Выражение лица Джеймса не изменилось, но он испустил долгий, тяжелый вздох.
– Ты ошибаешься, не все ненавидят его, – наконец заговорил он. – Но Мэтью и Томас его очень не любят. Когда мы учились в школе, Алистер был к нам… относился к нам… плохо. Думаю, тебе об этом известно. Также он распространял гадкие слухи насчет Гидеона и Шарлотты. Не он придумал эту мерзость, но он это повторял. Отвратительные слухи причинили сильную боль и Мэтью, и Томасу, поэтому они не собираются прощать твоего брата.
– О, – тихо произнесла Корделия. – Но Алистер… он ведь извинился перед ними?

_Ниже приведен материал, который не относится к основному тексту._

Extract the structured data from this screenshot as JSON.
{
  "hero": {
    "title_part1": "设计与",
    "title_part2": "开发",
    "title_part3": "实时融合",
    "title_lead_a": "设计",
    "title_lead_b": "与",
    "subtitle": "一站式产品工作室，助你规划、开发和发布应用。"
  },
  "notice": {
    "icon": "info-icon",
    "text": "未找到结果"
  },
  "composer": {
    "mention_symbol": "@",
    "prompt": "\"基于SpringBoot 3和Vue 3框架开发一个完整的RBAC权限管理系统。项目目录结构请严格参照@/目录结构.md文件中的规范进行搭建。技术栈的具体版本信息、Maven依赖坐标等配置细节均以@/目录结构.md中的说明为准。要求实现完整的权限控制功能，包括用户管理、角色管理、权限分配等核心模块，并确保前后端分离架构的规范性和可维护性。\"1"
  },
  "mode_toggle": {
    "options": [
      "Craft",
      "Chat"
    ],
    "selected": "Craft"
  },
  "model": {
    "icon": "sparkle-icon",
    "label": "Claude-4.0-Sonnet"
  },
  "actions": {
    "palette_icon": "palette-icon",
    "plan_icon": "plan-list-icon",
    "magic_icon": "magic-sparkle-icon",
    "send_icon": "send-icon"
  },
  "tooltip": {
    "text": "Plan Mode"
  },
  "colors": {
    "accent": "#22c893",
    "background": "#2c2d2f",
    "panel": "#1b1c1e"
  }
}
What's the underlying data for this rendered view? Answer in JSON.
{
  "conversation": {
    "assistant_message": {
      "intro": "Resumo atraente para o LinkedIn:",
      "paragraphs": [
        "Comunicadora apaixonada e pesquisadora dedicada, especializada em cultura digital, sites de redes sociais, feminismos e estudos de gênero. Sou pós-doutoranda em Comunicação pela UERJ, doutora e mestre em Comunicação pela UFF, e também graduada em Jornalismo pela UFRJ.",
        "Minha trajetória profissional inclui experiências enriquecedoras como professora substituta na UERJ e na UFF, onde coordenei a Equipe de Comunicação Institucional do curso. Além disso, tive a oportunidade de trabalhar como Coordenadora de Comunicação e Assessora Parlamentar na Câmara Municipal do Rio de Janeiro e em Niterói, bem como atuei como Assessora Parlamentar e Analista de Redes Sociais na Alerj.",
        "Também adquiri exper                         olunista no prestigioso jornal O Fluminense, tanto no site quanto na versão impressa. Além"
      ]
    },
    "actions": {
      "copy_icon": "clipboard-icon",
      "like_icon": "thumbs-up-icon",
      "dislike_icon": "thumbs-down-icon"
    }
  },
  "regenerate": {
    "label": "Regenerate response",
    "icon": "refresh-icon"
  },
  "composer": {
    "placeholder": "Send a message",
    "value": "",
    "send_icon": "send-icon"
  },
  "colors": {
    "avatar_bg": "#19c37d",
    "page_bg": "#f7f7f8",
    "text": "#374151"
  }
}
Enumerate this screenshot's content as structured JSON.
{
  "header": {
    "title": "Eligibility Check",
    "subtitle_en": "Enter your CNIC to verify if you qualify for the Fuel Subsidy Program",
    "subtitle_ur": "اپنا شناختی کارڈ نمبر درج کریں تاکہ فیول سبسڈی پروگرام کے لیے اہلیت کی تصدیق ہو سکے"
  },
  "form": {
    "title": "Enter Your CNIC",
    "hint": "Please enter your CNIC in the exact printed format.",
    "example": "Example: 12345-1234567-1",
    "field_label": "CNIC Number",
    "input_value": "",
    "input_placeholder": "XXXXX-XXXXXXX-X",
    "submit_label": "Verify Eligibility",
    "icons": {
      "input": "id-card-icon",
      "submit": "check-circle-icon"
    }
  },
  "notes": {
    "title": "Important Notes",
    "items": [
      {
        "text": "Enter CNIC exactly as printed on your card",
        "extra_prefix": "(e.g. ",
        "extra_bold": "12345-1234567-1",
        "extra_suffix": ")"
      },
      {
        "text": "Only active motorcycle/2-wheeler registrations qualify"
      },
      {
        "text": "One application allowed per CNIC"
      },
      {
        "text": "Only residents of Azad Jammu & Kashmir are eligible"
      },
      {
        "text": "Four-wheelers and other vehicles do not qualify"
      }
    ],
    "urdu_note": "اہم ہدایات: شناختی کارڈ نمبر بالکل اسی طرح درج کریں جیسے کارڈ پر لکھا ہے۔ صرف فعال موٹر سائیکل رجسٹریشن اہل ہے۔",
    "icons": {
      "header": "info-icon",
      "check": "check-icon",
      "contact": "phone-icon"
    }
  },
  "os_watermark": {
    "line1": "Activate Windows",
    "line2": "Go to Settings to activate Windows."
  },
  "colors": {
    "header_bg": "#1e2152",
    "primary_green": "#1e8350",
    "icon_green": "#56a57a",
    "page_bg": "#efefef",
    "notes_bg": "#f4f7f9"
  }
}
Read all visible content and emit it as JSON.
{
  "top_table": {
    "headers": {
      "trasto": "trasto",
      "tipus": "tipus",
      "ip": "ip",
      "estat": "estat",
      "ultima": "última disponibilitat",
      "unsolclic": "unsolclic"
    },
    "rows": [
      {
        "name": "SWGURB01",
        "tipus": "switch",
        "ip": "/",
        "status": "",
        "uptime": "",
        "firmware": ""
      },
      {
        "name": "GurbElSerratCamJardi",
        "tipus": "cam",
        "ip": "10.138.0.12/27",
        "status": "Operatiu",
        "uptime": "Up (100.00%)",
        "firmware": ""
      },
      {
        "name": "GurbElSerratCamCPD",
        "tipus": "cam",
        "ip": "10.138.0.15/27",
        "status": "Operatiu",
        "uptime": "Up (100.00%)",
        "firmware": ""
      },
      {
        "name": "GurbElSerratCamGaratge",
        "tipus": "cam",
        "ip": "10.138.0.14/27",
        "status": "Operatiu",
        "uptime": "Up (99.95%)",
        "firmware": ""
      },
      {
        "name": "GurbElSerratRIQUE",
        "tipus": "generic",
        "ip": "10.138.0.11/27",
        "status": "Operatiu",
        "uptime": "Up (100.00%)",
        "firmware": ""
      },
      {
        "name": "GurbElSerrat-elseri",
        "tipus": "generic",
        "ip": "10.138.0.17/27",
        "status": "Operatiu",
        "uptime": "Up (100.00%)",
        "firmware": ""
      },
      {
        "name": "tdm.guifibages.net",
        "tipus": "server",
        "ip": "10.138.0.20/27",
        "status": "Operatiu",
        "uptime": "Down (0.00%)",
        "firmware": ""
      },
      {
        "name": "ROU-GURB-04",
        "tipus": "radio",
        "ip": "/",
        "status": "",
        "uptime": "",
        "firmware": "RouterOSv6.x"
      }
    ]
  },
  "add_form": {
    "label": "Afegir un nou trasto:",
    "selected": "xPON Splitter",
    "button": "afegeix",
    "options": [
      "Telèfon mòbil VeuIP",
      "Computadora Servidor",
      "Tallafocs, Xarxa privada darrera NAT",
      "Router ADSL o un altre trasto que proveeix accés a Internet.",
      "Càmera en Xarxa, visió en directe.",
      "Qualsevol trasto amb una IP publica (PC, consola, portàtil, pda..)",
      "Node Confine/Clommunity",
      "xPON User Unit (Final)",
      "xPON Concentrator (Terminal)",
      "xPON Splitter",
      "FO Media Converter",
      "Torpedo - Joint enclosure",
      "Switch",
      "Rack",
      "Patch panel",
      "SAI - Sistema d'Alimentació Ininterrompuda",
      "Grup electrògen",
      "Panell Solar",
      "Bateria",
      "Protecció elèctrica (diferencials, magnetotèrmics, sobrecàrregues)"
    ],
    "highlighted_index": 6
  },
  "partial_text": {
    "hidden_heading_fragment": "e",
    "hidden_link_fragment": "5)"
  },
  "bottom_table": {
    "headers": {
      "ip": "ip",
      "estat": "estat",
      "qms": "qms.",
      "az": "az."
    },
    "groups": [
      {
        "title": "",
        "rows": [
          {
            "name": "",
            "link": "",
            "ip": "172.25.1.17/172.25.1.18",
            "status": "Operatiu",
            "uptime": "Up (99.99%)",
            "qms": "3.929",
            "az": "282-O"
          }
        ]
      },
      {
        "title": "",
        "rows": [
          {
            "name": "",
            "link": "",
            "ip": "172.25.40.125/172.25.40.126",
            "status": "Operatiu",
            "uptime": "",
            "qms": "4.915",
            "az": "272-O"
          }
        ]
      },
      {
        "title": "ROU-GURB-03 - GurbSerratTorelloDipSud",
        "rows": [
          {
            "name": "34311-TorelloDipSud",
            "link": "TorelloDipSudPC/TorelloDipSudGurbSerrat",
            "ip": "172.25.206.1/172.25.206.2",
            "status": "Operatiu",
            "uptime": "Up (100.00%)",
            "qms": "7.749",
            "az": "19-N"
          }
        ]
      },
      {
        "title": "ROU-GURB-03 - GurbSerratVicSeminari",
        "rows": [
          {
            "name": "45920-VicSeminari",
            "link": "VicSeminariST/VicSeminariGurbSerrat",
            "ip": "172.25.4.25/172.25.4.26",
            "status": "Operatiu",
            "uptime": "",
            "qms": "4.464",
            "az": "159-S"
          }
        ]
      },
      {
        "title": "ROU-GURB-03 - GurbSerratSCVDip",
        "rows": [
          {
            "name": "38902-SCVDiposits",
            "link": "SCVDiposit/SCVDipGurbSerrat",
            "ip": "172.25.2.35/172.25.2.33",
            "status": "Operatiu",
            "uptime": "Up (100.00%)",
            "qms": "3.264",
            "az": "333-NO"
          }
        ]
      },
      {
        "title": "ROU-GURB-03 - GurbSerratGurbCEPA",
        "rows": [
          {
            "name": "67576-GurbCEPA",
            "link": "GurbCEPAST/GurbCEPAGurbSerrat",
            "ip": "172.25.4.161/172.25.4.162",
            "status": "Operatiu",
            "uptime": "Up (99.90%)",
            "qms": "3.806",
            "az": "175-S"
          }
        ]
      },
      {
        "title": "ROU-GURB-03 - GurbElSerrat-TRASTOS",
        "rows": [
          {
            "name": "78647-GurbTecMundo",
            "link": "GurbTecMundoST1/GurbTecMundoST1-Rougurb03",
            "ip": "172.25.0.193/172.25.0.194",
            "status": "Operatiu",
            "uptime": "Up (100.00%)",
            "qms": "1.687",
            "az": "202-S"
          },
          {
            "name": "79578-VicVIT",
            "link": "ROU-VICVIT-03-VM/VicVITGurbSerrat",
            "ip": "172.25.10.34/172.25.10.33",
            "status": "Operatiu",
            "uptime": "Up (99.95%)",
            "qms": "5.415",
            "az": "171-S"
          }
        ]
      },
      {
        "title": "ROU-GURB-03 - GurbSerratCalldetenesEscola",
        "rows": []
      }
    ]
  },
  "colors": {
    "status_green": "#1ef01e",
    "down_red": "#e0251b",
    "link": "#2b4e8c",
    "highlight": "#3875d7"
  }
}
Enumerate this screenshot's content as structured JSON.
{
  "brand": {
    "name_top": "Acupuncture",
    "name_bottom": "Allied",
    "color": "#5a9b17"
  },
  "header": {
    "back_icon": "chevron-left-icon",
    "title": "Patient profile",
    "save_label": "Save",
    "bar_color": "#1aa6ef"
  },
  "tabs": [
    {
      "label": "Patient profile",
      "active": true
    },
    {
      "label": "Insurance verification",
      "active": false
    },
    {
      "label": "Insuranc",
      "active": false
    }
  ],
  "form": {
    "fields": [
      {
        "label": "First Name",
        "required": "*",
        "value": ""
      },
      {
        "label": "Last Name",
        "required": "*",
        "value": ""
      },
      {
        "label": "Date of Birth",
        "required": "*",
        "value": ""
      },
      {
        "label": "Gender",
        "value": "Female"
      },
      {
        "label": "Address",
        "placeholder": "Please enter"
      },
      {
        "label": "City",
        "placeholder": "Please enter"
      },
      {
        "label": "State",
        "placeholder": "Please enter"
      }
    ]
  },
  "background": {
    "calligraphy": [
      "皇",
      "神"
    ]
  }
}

За это, и за все… за все, что было в Академии?
«Как же так, Алистер».
– Справедливости ради скажу, что Мэтью и Томас не дали ему такой возможности, – ответил Джеймс. – Он был не единственным, кто издевался надо мной, над нами, но… сначала мы считали, что он… другой, и поэтому, я думаю, разочарование было сильнее. Прости, Маргаритка. Мне хотелось бы, чтобы ответ на твой вопрос был не таким… грустным.
– А я рада, что ты сказал мне правду. Алистер… он всегда был самому себе злейшим врагом, он уже много лет твердо намерен разрушить свою жизнь.
– Его жизнь не разрушена, – возразил Джеймс. – Знаешь, я верю в прощение. В милосердие. В то, что даже самые дурные поступки можно искупить. – Он поднялся. – Я провожу тебя наверх. Мне кажется, ты устала не меньше, чем я.
Наверх. Вот оно. Корделия снова почувствовала прежнее смятение и растерянность, поднимаясь за Джеймсом по лестнице – предположительно, в их спальню. В комнату, которая принадлежала только ей и Джеймсу, куда не могли заглянуть посторонние, куда не полагалось входить никому из гостей. Там между ними неизбежно должна была возникнуть близость, при мысли о которой ей становилось не по себе.
На втором этаже горел свет. Короткий коридор был ярко освещен настенными светильниками. Джеймс открыл первую дверь и жестом пригласил Корделию войти.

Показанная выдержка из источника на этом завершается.